Long Strangle

Construction: Buy one call and buy one put with different strike prices but the same expiration date. Both options are usually out-of-the-money. The Long Strangle is conceptually similar to the Long Straddle with the exception of different strikes being used.

Function: To take advantage of large potential stock movements in either direction, or if you anticipate an increase in implied volatility.

Bias: Expecting fast, aggressive stock price moves in either direction. This shares the same bias as the Long Straddle; however, the Long Strangle requires even bigger moves in the stock price before profits are realized. It has a lower probability for a payoff, so it will be cheaper than the Long Straddle assuming all other factors are the same.

When to Use: Normally around news release time (i.e. earnings, FDA announcements, etc.) when you feel that the news can affect the stock aggressively but aren’t sure in which direction. Also, good to use when you feel implied volatility is likely to increase sharply.

Breakeven: The strategy has two breakeven points. For the lower, take the put strike and subtract the debit. For the upper, add the debit to the call strike.

Max Gain: Profits are made for all stock prices above the upper breakeven point or below the lower breakeven point. Because there’s no limit on how high a stock’s price can go, there’s no limit on the amount of profits that can be made if the stock price rises.

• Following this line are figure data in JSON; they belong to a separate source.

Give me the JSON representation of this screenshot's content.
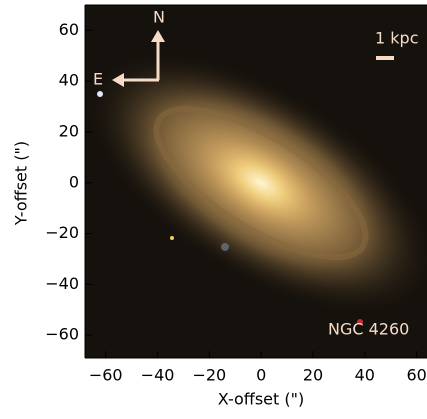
{
  "chart_data": {
    "type": "image",
    "xlabel": "X-offset (\")",
    "ylabel": "Y-offset (\")",
    "xlim": [
      -68,
      64
    ],
    "ylim": [
      -69,
      70
    ],
    "xticks": [
      {
        "value": -60,
        "label": "−60"
      },
      {
        "value": -40,
        "label": "−40"
      },
      {
        "value": -20,
        "label": "−20"
      },
      0,
      20,
      40,
      60
    ],
    "yticks": [
      {
        "value": -60,
        "label": "−60"
      },
      {
        "value": -40,
        "label": "−40"
      },
      {
        "value": -20,
        "label": "−20"
      },
      0,
      20,
      40,
      60
    ],
    "annotations": {
      "north": "N",
      "east": "E",
      "scale": "1 kpc",
      "object": "NGC 4260"
    }
  }
}
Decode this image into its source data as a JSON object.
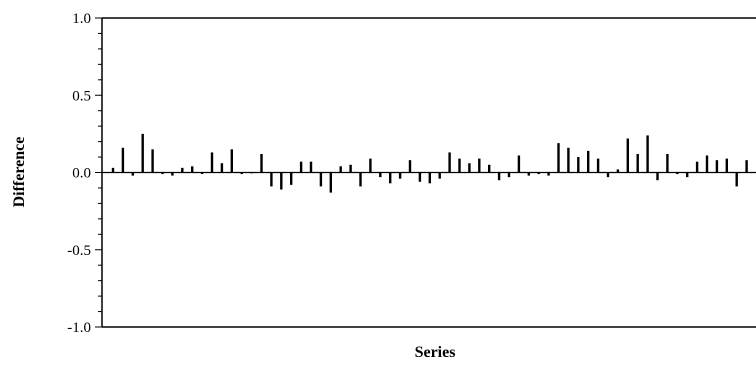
{
  "chart_data": {
    "type": "bar",
    "xlabel": "Series",
    "ylabel": "Difference",
    "ylim": [
      -1.0,
      1.0
    ],
    "yticks": [
      1.0,
      0.5,
      0.0,
      -0.5,
      -1.0
    ],
    "ytick_labels": [
      "1.0",
      "0.5",
      "0.0",
      "-0.5",
      "-1.0"
    ],
    "grid": false,
    "legend": "none",
    "bar_color": "#000000",
    "values": [
      0.03,
      0.16,
      -0.02,
      0.25,
      0.15,
      -0.01,
      -0.02,
      0.03,
      0.04,
      -0.01,
      0.13,
      0.06,
      0.15,
      -0.01,
      0.0,
      0.12,
      -0.09,
      -0.11,
      -0.08,
      0.07,
      0.07,
      -0.09,
      -0.13,
      0.04,
      0.05,
      -0.09,
      0.09,
      -0.03,
      -0.07,
      -0.04,
      0.08,
      -0.06,
      -0.07,
      -0.04,
      0.13,
      0.09,
      0.06,
      0.09,
      0.05,
      -0.05,
      -0.03,
      0.11,
      -0.02,
      -0.01,
      -0.02,
      0.19,
      0.16,
      0.1,
      0.14,
      0.09,
      -0.03,
      0.02,
      0.22,
      0.12,
      0.24,
      -0.05,
      0.12,
      -0.01,
      -0.03,
      0.07,
      0.11,
      0.08,
      0.09,
      -0.09,
      0.08
    ]
  }
}
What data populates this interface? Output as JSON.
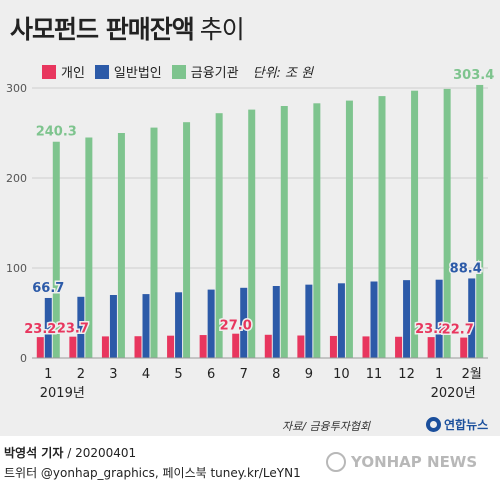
{
  "title": "사모펀드 판매잔액",
  "subtitle": "추이",
  "unit": "단위: 조 원",
  "colors": {
    "individual": "#e8365e",
    "corporate": "#2c5aa8",
    "financial": "#7ec48e",
    "grid": "#cfcfcf",
    "axis": "#999999"
  },
  "chart_data": {
    "type": "bar",
    "categories": [
      "1",
      "2",
      "3",
      "4",
      "5",
      "6",
      "7",
      "8",
      "9",
      "10",
      "11",
      "12",
      "1",
      "2월"
    ],
    "year_labels": [
      {
        "index": 0,
        "text": "2019년"
      },
      {
        "index": 12,
        "text": "2020년"
      }
    ],
    "ylim": [
      0,
      300
    ],
    "yticks": [
      0,
      100,
      200,
      300
    ],
    "series": [
      {
        "name": "개인",
        "key": "individual",
        "values": [
          23.2,
          23.7,
          24.0,
          24.2,
          24.8,
          25.5,
          27.0,
          25.8,
          25.0,
          24.5,
          24.0,
          23.6,
          23.2,
          22.7
        ]
      },
      {
        "name": "일반법인",
        "key": "corporate",
        "values": [
          66.7,
          68.0,
          70.0,
          71.0,
          73.0,
          76.0,
          78.0,
          80.0,
          81.5,
          83.0,
          85.0,
          86.5,
          87.0,
          88.4
        ]
      },
      {
        "name": "금융기관",
        "key": "financial",
        "values": [
          240.3,
          245.0,
          250.0,
          256.0,
          262.0,
          272.0,
          276.0,
          280.0,
          283.0,
          286.0,
          291.0,
          297.0,
          299.0,
          303.4
        ]
      }
    ],
    "data_labels": [
      {
        "series": "individual",
        "index": 0,
        "text": "23.2"
      },
      {
        "series": "individual",
        "index": 1,
        "text": "23.7"
      },
      {
        "series": "individual",
        "index": 6,
        "text": "27.0"
      },
      {
        "series": "individual",
        "index": 12,
        "text": "23.2"
      },
      {
        "series": "individual",
        "index": 13,
        "text": "22.7"
      },
      {
        "series": "corporate",
        "index": 0,
        "text": "66.7"
      },
      {
        "series": "corporate",
        "index": 13,
        "text": "88.4"
      },
      {
        "series": "financial",
        "index": 0,
        "text": "240.3"
      },
      {
        "series": "financial",
        "index": 13,
        "text": "303.4"
      }
    ],
    "grid": true,
    "legend": "top-left"
  },
  "source": "자료/ 금융투자협회",
  "brand": "연합뉴스",
  "credit_name": "박영석 기자",
  "credit_date": "/ 20200401",
  "social": "트위터 @yonhap_graphics, 페이스북 tuney.kr/LeYN1",
  "agency": "YONHAP NEWS"
}
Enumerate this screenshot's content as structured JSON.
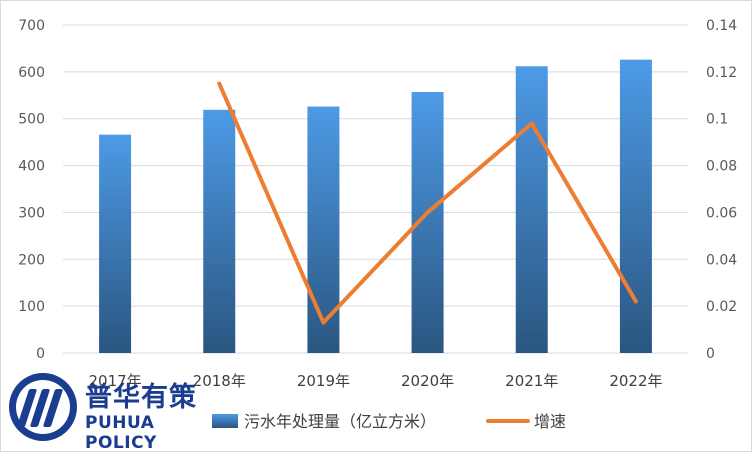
{
  "chart_data": {
    "type": "bar",
    "categories": [
      "2017年",
      "2018年",
      "2019年",
      "2020年",
      "2021年",
      "2022年"
    ],
    "series": [
      {
        "name": "污水年处理量（亿立方米）",
        "type": "bar",
        "axis": "left",
        "values": [
          466,
          519,
          526,
          557,
          612,
          626
        ],
        "color": "#3f7fbf"
      },
      {
        "name": "增速",
        "type": "line",
        "axis": "right",
        "values": [
          null,
          0.115,
          0.013,
          0.06,
          0.098,
          0.022
        ],
        "color": "#ed7d31"
      }
    ],
    "y_left": {
      "min": 0,
      "max": 700,
      "ticks": [
        "0",
        "100",
        "200",
        "300",
        "400",
        "500",
        "600",
        "700"
      ]
    },
    "y_right": {
      "min": 0,
      "max": 0.14,
      "ticks": [
        "0",
        "0.02",
        "0.04",
        "0.06",
        "0.08",
        "0.1",
        "0.12",
        "0.14"
      ]
    },
    "grid": true,
    "legend_position": "bottom"
  },
  "logo": {
    "name_cn": "普华有策",
    "name_en": "PUHUA POLICY"
  }
}
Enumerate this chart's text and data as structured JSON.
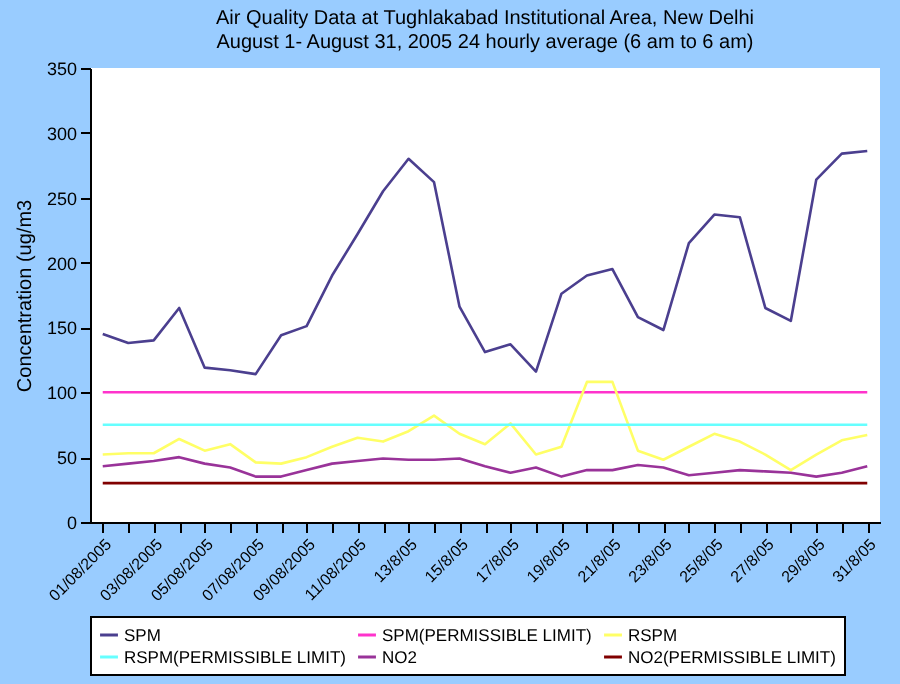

If the stock price falls, however, the maximum gain is limited to the strike price minus the Strangle’s cost, which occurs if the stock price falls to zero.

Max Loss: Losses are realized if the stock closes between the breakeven points. The maximum loss is the amount paid and occurs if the stock closes between the call and put strikes.

Key Concepts: Because of large decay associated with this position, time sensitivity is critical. Once anticipated stock or volatility movement occurs, it is critical to close down the position in order to secure profits and eliminate further risk of substantial decay. Philosophically identical to the Long Straddle except the Long Strangle will cost less because of the wider strikes used. The trade-off for this is the need for faster, more aggressive stock price moves before becoming profitable.

Example: With the stock at $52.50, buy one March $50 put for $1, buy one March $55 call for $1.20. The total cost is $2.20 and is the most you can lose. The lower breakeven point is the $50 put strike minus the $2.20 cost, or $47.80. The upper breakeven is the $55 call strike plus the $2.20 cost, or $57.20. Losses occur for all stock prices between $47.80 and $57.20. The maximum loss occurs for all stock prices between the $50 and $55 strikes. Gains are made only if the stock price falls below $47.80 or rises above $57.20 at expiration. The maximum gain to the upside is unlimited. To the downside, it is limited to $47.80, and occurs if the stock price falls to zero. If the stock falls to zero, you could exercise the put and collect the $50 strike. Because you paid $2.20 for the Strangle, your max gain would be $47.80.